Understanding Bump Steer

• Bump steer occurs when wheel movement alters toe angle due to incorrect geometry; a personal experience highlighted how a minor misalignment led to instability at high speeds.

• Correcting bump steer significantly improves vehicle stability over bumps, emphasizing the need for precise suspension design.

Effects of Control Arm Length on Camber Gains

• The length difference between upper and lower control arms affects camber gains; shorter upper control arms can counteract camber loss during body roll in corners.

• Extreme shortening of upper control arms may lead to excessive camber gain under braking or squatting, risking grip loss.

Structural Benefits of Double Wishbone Suspension

• Double wishbone suspensions offer structural advantages by minimizing bending forces on links, allowing for lightweight yet strong designs suitable for racing applications.

• Forces acting on control arms during braking and cornering are primarily compressive or tensile, reducing the risk of bending or twisting failures.

Material Considerations in Racing vs.
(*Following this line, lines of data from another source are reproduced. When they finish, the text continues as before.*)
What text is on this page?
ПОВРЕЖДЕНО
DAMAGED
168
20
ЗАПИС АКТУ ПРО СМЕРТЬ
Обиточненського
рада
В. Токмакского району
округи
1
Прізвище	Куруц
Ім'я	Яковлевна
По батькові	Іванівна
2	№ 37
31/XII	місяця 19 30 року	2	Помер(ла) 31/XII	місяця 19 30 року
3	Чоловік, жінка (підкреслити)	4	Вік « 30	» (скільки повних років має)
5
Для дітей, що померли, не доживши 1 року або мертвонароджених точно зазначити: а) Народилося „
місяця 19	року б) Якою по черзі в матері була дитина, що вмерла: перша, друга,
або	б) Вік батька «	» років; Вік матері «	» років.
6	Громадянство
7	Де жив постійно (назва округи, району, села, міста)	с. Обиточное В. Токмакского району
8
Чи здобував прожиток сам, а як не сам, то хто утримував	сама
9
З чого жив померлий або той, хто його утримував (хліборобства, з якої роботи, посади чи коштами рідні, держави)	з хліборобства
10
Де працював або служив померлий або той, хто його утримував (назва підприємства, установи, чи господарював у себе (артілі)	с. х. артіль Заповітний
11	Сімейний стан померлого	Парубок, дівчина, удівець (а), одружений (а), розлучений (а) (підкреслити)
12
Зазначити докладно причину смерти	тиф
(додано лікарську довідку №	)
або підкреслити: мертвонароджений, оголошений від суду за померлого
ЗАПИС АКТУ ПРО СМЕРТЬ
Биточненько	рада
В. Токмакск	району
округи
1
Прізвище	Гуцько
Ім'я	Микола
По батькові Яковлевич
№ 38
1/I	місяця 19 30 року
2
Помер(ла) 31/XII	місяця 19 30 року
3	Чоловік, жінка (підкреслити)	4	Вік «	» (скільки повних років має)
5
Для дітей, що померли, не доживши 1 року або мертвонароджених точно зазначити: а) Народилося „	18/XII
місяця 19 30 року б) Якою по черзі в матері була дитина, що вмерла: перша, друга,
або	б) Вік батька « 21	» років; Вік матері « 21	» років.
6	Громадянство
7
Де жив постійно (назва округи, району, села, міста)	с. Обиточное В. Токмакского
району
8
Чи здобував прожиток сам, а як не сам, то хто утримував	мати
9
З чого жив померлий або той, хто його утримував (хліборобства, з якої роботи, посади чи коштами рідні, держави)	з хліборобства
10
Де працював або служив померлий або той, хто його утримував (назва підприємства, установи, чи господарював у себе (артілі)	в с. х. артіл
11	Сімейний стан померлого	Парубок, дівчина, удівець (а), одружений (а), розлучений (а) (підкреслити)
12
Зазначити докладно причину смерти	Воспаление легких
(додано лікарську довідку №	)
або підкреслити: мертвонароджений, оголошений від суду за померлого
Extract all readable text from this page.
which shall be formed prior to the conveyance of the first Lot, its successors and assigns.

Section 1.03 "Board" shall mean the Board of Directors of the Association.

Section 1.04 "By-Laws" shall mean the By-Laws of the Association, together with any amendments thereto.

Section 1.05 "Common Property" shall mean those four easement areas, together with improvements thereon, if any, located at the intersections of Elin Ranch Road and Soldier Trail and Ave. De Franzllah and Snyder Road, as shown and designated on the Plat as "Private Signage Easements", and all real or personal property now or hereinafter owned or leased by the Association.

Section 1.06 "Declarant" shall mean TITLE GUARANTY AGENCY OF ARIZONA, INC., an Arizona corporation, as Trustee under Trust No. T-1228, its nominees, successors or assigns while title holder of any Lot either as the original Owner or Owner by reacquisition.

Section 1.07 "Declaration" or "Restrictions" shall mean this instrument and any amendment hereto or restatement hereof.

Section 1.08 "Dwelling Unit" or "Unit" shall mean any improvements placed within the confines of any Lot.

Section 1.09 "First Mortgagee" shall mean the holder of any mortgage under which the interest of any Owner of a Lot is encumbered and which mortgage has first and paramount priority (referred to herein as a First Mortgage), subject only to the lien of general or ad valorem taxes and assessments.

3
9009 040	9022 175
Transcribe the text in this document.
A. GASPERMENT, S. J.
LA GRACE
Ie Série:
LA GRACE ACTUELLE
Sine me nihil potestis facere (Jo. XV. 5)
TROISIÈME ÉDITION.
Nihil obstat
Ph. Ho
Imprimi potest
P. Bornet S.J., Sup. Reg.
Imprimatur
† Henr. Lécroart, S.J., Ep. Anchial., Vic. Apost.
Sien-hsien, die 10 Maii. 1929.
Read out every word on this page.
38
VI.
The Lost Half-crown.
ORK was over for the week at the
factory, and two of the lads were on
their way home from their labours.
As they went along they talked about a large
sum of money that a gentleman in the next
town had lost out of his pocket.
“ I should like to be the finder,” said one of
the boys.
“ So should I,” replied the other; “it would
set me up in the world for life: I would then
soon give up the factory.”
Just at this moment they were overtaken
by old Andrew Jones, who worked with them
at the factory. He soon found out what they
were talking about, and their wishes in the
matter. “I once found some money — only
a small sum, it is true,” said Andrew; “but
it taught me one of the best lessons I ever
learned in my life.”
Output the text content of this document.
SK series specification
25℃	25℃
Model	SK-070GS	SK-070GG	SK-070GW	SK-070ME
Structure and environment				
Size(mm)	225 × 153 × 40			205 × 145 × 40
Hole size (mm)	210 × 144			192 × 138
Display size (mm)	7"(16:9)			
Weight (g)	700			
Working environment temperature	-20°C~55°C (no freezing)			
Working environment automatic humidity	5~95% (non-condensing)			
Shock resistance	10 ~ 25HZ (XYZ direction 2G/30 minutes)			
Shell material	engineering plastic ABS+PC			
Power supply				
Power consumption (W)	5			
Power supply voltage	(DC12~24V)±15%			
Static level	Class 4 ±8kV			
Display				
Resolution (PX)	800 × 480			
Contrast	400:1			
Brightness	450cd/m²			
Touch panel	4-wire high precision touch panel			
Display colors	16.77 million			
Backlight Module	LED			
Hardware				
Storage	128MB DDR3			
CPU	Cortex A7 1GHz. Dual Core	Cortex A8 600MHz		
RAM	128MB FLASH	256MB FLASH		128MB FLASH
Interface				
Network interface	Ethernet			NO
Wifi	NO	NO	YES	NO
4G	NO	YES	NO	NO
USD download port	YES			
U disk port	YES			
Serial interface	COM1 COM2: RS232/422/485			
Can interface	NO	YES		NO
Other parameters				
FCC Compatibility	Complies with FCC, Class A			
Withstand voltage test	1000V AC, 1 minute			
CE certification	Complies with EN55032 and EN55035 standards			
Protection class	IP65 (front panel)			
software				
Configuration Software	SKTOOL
Production Cars

• Racing cars utilize materials like carbon fiber for lightweight strength; despite potential impacts, these designs withstand significant stress without failure.

Understanding McPherson Strut Suspension

Overview of McPherson Strut Design

• The McPherson strut is a prevalent suspension type in modern cars, primarily used in the front due to its cost-effectiveness and simplicity.

• This design features a lower control arm similar to double wishbone suspensions but replaces the upper control arm with a direct connection from the knuckle to the strut.

Structural Components and Efficiency

• The suspension has three attachment points: two for the lower control arm and one for the strut at the strut tower, optimizing space and reducing costs.

• The steering axis is defined by a line through the top strut mounting point and the ball joint on the lower control arm, allowing for efficient movement.

Camber Gain Dynamics

• Camber gain occurs when angling the top of the strut towards the car's center; however, this gain diminishes as movement continues due to differing motion arcs between components.

• Unlike double wishbone suspensions, which provide more consistent camber gains, McPherson struts experience diminishing returns after initial gains.

Adjustability Challenges

• Altering strut angles affects both kingpin inclination and caster angle; typically, adjustments are made by moving mounting points rearward to enhance handling characteristics.

• Changes in caster also impact pitch center; thus, modifying roll centers often requires adjustments to lower control arms rather than upper components.

Limitations in Performance Applications

• Key drawbacks include insufficient camber gain compared to double wishbone designs and interdependent angle adjustments that complicate tuning for performance applications.